Ware Lorraine B, Koyama Tatsuki, Zhao Zhiguo, Janz David R, Wickersham Nancy, Bernard Gordon R, May Addison K, Calfee Carolyn S, Matthay Michael A
Crit Care. 2013 Oct 24;17(5):R253. doi: 10.1186/cc13080.
Despite recent modifications, the clinical definition of the acute respiratory distress syndrome (ARDS) remains non-specific, leading to under-diagnosis and under-treatment.

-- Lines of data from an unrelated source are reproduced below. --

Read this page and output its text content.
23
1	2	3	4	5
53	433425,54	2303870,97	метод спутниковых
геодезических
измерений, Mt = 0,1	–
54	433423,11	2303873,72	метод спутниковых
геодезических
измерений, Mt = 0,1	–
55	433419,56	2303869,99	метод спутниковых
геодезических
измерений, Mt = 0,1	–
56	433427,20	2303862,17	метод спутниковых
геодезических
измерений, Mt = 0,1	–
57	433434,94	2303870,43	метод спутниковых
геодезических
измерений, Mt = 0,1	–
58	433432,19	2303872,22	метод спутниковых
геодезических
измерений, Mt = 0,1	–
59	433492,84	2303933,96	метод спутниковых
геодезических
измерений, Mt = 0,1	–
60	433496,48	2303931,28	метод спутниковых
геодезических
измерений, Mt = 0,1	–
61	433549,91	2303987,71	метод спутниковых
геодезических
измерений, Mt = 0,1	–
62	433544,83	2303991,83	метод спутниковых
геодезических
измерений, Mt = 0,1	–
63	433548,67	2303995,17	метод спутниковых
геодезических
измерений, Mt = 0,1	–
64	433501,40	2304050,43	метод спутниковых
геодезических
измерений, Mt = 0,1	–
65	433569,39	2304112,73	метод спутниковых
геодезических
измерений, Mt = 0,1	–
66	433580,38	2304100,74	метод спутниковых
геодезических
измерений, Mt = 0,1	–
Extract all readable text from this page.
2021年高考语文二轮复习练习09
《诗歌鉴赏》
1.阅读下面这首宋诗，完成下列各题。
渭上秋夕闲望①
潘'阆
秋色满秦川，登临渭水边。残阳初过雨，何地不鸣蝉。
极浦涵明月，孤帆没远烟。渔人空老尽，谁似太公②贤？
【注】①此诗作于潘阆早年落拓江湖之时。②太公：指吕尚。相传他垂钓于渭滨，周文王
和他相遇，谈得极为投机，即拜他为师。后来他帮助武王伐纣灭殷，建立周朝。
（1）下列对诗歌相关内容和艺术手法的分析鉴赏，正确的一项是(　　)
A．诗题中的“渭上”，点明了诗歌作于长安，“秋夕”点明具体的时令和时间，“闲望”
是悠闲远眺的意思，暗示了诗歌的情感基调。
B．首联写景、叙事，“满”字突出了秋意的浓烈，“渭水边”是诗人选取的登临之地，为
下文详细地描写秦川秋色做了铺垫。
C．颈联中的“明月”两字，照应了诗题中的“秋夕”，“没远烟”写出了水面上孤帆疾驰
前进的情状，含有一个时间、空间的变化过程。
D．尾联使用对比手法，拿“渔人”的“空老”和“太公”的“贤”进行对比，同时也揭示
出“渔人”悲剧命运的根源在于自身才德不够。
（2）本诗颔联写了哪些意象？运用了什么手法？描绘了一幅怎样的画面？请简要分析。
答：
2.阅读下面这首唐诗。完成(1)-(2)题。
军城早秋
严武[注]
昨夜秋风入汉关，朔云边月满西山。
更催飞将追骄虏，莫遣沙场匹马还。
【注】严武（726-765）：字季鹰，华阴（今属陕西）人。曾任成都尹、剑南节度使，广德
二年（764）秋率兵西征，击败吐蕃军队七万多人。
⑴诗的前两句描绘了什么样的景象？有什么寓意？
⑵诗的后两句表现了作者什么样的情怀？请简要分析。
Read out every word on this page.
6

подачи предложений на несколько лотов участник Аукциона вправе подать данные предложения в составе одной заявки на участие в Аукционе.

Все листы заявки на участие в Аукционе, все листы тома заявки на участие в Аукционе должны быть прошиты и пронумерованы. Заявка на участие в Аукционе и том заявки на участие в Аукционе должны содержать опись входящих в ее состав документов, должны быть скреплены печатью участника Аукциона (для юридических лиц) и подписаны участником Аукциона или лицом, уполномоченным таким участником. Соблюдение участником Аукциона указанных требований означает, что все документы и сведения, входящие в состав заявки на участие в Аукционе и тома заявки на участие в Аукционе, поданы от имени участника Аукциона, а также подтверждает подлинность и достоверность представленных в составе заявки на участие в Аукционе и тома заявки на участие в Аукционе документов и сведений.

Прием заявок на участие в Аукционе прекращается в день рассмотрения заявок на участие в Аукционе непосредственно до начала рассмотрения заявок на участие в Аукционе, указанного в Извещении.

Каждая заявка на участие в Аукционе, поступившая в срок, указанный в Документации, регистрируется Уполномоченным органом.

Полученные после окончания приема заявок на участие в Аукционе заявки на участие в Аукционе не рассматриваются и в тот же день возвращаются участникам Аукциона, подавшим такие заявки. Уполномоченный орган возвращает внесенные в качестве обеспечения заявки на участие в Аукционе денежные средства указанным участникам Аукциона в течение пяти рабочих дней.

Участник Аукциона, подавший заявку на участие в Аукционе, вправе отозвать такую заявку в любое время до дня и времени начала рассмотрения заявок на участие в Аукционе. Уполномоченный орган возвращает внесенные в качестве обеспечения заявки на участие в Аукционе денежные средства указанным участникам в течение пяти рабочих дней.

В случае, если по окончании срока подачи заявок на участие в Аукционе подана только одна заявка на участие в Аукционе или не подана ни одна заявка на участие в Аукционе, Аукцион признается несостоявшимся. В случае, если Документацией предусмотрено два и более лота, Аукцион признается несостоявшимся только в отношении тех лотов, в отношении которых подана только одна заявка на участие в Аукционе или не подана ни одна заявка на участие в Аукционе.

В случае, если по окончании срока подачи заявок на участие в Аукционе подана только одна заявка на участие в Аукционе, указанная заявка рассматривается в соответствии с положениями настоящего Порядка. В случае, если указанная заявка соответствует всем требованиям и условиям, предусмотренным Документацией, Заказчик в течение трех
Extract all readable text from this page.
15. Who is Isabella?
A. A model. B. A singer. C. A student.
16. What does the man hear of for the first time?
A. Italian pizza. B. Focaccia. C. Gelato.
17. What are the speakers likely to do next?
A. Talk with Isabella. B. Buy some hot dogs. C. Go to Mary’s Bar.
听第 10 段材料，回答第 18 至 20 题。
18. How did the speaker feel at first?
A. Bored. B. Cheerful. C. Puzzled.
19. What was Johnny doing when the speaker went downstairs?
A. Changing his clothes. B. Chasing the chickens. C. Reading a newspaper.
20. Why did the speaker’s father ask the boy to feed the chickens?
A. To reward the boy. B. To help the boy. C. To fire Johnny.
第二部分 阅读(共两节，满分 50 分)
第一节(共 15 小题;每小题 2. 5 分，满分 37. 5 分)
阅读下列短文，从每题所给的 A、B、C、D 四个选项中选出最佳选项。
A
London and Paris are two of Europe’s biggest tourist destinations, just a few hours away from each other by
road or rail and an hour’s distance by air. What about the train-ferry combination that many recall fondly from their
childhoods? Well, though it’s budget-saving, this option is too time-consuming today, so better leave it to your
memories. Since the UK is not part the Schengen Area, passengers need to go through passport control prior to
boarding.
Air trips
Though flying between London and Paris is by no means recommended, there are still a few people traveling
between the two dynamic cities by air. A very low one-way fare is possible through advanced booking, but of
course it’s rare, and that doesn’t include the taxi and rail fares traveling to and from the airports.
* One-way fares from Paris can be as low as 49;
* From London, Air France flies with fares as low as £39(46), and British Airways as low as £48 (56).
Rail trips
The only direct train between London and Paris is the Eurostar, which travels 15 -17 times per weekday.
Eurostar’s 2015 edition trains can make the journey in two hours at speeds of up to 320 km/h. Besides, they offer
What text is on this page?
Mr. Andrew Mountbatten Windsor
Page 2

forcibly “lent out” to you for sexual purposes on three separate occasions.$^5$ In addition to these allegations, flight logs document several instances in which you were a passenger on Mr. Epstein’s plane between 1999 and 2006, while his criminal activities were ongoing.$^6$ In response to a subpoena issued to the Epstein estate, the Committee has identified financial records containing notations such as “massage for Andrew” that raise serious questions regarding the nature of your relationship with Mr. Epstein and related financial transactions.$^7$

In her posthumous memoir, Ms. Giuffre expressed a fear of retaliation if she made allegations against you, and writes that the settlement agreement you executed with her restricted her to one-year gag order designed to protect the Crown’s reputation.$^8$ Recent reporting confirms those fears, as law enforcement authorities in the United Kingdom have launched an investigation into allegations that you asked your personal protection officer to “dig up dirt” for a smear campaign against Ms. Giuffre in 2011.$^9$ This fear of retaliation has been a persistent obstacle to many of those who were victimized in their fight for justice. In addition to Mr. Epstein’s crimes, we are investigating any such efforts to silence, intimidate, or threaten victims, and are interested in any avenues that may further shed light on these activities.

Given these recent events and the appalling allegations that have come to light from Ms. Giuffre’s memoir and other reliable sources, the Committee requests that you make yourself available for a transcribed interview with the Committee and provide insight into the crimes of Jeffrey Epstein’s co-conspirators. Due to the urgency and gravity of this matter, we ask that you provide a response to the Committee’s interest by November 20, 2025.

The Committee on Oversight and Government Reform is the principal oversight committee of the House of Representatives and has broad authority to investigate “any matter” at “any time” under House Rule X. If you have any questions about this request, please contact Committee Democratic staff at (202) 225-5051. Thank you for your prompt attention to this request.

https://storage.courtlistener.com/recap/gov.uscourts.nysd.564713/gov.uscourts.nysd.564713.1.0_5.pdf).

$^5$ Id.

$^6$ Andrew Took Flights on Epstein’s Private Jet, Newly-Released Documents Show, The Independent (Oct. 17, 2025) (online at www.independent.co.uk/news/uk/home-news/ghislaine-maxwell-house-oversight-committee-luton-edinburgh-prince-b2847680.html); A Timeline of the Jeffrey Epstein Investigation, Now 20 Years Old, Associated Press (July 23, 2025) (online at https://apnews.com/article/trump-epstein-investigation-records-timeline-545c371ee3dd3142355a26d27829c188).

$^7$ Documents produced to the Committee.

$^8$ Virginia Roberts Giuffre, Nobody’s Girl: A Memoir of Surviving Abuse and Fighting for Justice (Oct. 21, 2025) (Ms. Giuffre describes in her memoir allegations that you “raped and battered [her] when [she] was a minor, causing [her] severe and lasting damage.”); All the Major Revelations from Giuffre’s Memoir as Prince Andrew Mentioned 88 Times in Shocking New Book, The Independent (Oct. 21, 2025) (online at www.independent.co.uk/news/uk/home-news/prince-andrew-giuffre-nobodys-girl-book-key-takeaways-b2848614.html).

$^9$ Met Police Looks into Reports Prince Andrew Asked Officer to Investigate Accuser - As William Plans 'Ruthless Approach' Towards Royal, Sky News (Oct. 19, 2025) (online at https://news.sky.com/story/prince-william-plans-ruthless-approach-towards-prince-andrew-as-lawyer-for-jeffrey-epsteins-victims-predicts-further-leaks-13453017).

This study was designed to test the hypothesis that a biomarker panel would be useful for biologic confirmation of the clinical diagnosis of ARDS in patients at risk of developing ARDS due to severe sepsis.
This was a retrospective case control study of 100 patients with severe sepsis and no evidence of ARDS compared to 100 patients with severe sepsis and evidence of ARDS on at least two of their first four ICU days. A panel that included 11 biomarkers of inflammation, fibroblast activation, proteolytic injury, endothelial injury, and lung epithelial injury was measured in plasma from the morning of ICU day two. A backward elimination model building strategy on 1,000 bootstrapped data was used to select the best performing biomarkers for further consideration in a logistic regression model for diagnosis of ARDS.
Using the five best-performing biomarkers (surfactant protein-D (SP-D), receptor for advanced glycation end-products (RAGE), interleukin-8 (IL-8), club cell secretory protein (CC-16), and interleukin-6 (IL-6)) the area under the receiver operator characteristic curve (AUC) was 0.75 (95% CI: 0.7 to 0.84) for the diagnosis of ARDS. The AUC improved to 0.82 (95% CI: 0.77 to 0.90) for diagnosis of severe ARDS, defined as ARDS present on all four of the first four ICU days.
Abnormal levels of five plasma biomarkers including three biomarkers generated by lung epithelium (SP-D, RAGE, CC-16) provided excellent discrimination for diagnosis of ARDS in patients with severe sepsis. Altered levels of plasma biomarkers may be useful biologic confirmation of the diagnosis of ARDS in patients with sepsis, and also potentially for selecting patients for clinical trials that are designed to reduce lung epithelial injury.
尽管近期有所修订,但急性呼吸窘迫综合征(ARDS)的临床定义仍不具有特异性,导致诊断不足和治疗不足。本研究旨在检验这样一个假设,即生物标志物组合对于因严重脓毒症而有发生ARDS风险的患者的ARDS临床诊断的生物学确认有用。
这是一项回顾性病例对照研究,将100例患有严重脓毒症且无ARDS证据的患者与100例患有严重脓毒症且在其入住ICU的前四天中至少有两天有ARDS证据的患者进行比较。在入住ICU第二天上午采集的血浆中检测了一个包含炎症、成纤维细胞活化、蛋白水解损伤、内皮损伤和肺上皮损伤的11种生物标志物的组合。采用基于1000次自抽样数据的向后消除模型构建策略,选择表现最佳的生物标志物,以便在用于ARDS诊断的逻辑回归模型中进一步考虑。
使用表现最佳的五种生物标志物(表面活性蛋白-D(SP-D)、晚期糖基化终产物受体(RAGE)、白细胞介素-8(IL-8)、克拉拉细胞分泌蛋白(CC-16)和白细胞介素-6(IL-6)),诊断ARDS的受试者操作特征曲线(AUC)下面积为0.75(95%CI:0.7至0.84)。对于定义为入住ICU的前四天全部四天均存在ARDS的严重ARDS诊断,AUC提高到0.82(95%CI:0.77至0.90)。
包括三种由肺上皮产生的生物标志物(SP-D、RAGE、CC-16)在内的五种血浆生物标志物水平异常,对严重脓毒症患者的ARDS诊断具有出色的鉴别能力。血浆生物标志物水平的改变可能有助于对脓毒症患者的ARDS诊断进行生物学确认,也可能有助于选择患者参加旨在减少肺上皮损伤的临床试验。